At its peak in April 2007, the technology index had 18 listed companies.

Over the years, however, the technology index lost big software and computer services firms including Dimension Data (Didata), which was bought by Japan’s Nippon Telegraph and Telephone (NTT) Corp. In November 2010, Didata ended its 23-year listing history on the JSE.

Other firms left the technology index because they went private or were gobbled up by larger companies. They include Altech, Bytes Technology Group, ERP.COM, Faritec, Infowave, Paracon, Spescom, SquareOne and UCS.

The exodus tells a worrying story of stocks vanishing from the technology index and the JSE.

But not all is well for firms that left the technology index.

For example, Allied Electronics Corporation Limited (Altron), which delisted Altech and the Bytes Technology Group, is not doing well.

Altron, which was founded by Bill Venter in 1965, is in trouble and things are getting worse. The technology firm expects its normalised headline earnings per share to be 55% lower than a year ago. While basic earnings per share – which include various significant impairments – could be as much as 110% lower.

That said, there are still gems on the JSE’s technology index that could offer good returns.

One such gem, Adapt IT, a software and computer services group, listed on the JSE in 1998. So far Adapt IT has delivered good returns for investors as its share prices continues to spike – the stock has risen 24.1% in the past 90 days and seems positioned for more growth through organic growth and acquisitions.

Another firm on the technology index, Datacentrix, is also providing investors with good returns. The company’s shares have risen 22.9% in the past 90 days, and EOH has jumped 42.3% over the same period.

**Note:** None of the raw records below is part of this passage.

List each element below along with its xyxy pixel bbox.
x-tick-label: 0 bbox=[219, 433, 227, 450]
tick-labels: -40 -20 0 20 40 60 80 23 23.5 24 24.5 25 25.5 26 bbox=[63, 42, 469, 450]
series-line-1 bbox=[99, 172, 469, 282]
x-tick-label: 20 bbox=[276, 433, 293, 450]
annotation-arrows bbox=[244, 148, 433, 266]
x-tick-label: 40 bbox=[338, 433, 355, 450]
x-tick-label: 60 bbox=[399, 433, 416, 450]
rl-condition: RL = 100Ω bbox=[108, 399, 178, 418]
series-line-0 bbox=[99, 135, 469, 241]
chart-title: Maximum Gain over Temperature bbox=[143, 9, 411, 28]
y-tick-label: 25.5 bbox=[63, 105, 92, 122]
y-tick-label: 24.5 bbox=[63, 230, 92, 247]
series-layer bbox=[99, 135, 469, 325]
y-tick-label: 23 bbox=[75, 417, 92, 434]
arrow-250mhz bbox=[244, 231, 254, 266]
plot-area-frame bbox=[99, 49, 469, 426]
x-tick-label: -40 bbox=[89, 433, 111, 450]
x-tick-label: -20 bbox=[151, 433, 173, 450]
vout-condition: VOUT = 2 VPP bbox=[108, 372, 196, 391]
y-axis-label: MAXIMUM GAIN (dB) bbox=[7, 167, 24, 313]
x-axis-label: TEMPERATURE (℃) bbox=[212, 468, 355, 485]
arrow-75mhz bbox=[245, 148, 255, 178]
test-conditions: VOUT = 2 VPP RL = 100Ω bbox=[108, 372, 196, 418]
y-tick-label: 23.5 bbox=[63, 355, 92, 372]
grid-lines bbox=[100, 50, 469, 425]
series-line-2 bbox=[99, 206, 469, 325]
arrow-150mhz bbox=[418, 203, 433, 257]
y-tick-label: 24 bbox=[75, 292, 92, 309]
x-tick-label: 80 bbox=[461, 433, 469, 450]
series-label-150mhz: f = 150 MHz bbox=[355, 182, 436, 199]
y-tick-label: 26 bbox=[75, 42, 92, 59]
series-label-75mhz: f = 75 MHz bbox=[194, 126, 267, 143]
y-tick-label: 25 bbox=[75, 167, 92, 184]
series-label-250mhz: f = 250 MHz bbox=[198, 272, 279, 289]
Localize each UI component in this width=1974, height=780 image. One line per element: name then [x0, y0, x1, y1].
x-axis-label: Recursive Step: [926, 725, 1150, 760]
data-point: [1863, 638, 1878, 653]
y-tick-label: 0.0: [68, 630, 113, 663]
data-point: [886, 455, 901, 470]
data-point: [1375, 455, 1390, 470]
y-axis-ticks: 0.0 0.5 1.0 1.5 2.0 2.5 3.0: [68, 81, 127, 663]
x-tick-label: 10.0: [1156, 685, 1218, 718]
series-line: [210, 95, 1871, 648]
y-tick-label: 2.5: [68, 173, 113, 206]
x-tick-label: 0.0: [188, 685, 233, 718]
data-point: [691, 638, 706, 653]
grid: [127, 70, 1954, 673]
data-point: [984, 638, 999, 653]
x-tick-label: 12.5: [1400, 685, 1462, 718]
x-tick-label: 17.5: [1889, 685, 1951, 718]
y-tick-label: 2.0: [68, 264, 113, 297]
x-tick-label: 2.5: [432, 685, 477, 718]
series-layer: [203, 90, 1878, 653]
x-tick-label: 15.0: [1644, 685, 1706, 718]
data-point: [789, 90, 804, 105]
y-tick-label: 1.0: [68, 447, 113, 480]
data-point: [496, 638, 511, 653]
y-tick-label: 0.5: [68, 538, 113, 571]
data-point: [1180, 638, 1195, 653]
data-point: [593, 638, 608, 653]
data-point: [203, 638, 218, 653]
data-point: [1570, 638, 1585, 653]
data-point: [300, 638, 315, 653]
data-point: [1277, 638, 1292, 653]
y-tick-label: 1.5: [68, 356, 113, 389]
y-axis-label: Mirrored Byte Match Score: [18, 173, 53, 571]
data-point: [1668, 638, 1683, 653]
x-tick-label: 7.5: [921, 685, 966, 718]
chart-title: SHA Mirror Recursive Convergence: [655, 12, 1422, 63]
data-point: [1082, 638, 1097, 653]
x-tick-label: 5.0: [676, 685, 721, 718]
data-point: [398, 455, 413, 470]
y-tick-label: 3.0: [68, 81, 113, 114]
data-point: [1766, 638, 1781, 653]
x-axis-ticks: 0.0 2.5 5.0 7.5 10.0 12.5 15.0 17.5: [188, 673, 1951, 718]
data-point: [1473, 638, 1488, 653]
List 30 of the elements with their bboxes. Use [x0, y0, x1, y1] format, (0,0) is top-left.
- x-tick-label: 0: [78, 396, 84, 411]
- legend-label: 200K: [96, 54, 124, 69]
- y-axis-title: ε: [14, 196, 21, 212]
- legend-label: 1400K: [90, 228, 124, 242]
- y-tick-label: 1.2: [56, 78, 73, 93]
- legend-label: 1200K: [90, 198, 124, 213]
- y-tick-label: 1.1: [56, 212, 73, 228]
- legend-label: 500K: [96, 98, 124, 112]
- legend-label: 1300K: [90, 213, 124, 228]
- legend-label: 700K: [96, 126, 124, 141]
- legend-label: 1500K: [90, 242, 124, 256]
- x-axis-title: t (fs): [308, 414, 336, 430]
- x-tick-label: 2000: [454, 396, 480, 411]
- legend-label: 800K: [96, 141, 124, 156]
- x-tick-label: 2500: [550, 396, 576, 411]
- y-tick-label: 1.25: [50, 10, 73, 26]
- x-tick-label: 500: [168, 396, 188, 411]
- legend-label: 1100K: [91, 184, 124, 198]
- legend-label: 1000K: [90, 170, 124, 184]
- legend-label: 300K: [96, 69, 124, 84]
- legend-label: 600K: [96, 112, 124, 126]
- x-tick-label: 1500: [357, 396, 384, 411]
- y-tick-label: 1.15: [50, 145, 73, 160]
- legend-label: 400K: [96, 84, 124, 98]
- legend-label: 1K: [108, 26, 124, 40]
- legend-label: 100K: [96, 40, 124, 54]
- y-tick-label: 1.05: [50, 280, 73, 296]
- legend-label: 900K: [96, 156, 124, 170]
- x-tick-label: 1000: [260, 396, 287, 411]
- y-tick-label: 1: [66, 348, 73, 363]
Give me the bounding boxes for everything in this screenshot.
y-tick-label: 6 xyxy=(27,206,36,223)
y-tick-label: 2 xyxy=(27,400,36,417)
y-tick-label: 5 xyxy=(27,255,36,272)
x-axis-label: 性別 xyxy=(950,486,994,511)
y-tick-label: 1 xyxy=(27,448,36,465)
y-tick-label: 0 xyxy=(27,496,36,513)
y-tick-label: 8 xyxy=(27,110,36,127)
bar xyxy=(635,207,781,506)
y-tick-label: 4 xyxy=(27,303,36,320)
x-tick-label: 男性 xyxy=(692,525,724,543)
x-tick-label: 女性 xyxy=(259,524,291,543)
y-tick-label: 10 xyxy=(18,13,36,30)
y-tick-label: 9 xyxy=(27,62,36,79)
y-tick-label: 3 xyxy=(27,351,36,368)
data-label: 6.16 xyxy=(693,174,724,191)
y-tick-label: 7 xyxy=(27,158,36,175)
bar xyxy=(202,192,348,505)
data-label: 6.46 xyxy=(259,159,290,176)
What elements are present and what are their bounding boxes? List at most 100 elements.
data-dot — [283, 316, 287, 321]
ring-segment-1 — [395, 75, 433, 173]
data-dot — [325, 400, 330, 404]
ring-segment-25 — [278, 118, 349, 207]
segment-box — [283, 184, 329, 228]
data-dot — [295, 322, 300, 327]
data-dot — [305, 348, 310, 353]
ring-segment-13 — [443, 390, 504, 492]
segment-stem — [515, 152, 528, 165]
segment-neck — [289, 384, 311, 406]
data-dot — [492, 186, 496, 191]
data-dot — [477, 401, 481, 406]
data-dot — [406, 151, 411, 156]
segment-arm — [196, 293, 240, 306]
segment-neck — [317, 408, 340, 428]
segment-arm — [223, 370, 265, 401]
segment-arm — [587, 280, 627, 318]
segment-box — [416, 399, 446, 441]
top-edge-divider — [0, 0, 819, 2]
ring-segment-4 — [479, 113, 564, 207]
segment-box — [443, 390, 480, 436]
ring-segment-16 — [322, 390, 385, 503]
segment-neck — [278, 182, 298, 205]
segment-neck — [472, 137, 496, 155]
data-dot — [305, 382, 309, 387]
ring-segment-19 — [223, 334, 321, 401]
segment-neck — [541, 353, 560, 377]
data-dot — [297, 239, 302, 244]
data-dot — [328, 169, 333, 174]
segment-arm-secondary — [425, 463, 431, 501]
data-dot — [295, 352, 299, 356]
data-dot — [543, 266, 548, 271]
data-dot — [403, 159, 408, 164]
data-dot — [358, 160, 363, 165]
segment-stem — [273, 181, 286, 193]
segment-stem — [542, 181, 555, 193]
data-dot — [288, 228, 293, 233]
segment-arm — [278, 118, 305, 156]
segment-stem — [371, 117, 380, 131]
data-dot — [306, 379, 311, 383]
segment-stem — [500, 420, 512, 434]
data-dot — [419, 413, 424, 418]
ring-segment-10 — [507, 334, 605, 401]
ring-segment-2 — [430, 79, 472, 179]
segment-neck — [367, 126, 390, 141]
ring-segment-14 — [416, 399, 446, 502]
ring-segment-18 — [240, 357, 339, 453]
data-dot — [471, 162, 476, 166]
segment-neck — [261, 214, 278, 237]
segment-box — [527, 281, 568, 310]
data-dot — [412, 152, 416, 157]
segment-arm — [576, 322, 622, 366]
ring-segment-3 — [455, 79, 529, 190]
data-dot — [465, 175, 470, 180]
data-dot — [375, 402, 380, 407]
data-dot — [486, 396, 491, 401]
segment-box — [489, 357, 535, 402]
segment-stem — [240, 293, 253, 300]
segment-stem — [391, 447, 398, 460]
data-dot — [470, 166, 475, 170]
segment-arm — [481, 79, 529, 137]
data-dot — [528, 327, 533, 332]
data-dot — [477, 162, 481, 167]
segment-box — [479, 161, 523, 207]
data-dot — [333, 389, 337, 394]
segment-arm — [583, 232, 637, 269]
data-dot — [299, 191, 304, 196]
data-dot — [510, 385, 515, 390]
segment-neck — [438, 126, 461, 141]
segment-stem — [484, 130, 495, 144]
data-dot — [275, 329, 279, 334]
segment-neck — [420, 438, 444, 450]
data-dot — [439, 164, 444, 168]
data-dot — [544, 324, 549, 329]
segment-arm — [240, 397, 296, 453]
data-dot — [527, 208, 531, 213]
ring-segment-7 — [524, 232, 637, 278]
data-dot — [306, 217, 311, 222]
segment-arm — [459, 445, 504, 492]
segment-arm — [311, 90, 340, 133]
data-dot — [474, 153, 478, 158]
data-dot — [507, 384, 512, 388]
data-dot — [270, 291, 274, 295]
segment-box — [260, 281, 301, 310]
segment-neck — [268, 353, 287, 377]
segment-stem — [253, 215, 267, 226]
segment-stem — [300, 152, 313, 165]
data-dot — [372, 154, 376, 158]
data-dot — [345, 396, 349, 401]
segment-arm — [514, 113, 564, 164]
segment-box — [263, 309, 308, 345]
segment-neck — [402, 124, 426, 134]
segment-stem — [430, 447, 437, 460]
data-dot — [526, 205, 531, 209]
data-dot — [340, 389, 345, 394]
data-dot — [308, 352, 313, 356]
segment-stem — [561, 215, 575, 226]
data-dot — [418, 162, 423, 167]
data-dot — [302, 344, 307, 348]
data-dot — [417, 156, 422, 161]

The technology index’s biggest stock Datatec has gone up 10.65% in the past 90 days.

These stars are proof that even when listing remains moribund on the technology index, investors still have quality companies to build a healthy stock portfolio.

End of an era for Gijima

On 4 May, Gijima shares were suspended on the JSE. The technology company will delist from the bourse on 12 May – after 15 years as a listed entity.

However, the technology firm will continue to do business as a private, unlisted business.

Although Gijima’s removal from the JSE will make hardly any difference to the total traded value
of the local bourse, it will somewhat limit investment options in the technology index.

Gijima gained popularity in the stock market by rescuing a technically insolvent AST in 2005.

Robert Gumede, founder of Guma and executive chairman of Gijima
Robert Gumede, founder of Guma and executive chairman of Gijima

It is owned by Robert Gumede, who shot to prominence the same year after he bought 37% of AST.

The company changed its name to GijimaAST.

The company, which is led by its CEO Eileen Wilton, is being delisted to focus on executing its turnaround strategy away from the scrutiny of the market.

In October 2014, the company reported a reduction in net losses for the year to end June to R152m down from last year’s R293m loss.

The firm has already raised R100m through a rights offer underwritten by Gumede’s Guma group of companies.

Explaining the move, Gijima said in a statement: “Given the small remaining free float and the current status of the company’s turnaround which is ongoing, Guma believes it is in the best interest of the company to be held 100% by the Guma entities and to delist, thereby enabling it
to complete the turnaround in an unlisted environment.”

That said, the market will be hoping that Gijima returns to the JSE as a revitalised company and having fulfilled its vision to grow into the rest of Africa, and offering investors more value.

There is a glimmer of hope that maybe SA’s biggest technology firm Didata could also make a comeback on the JSE in the future.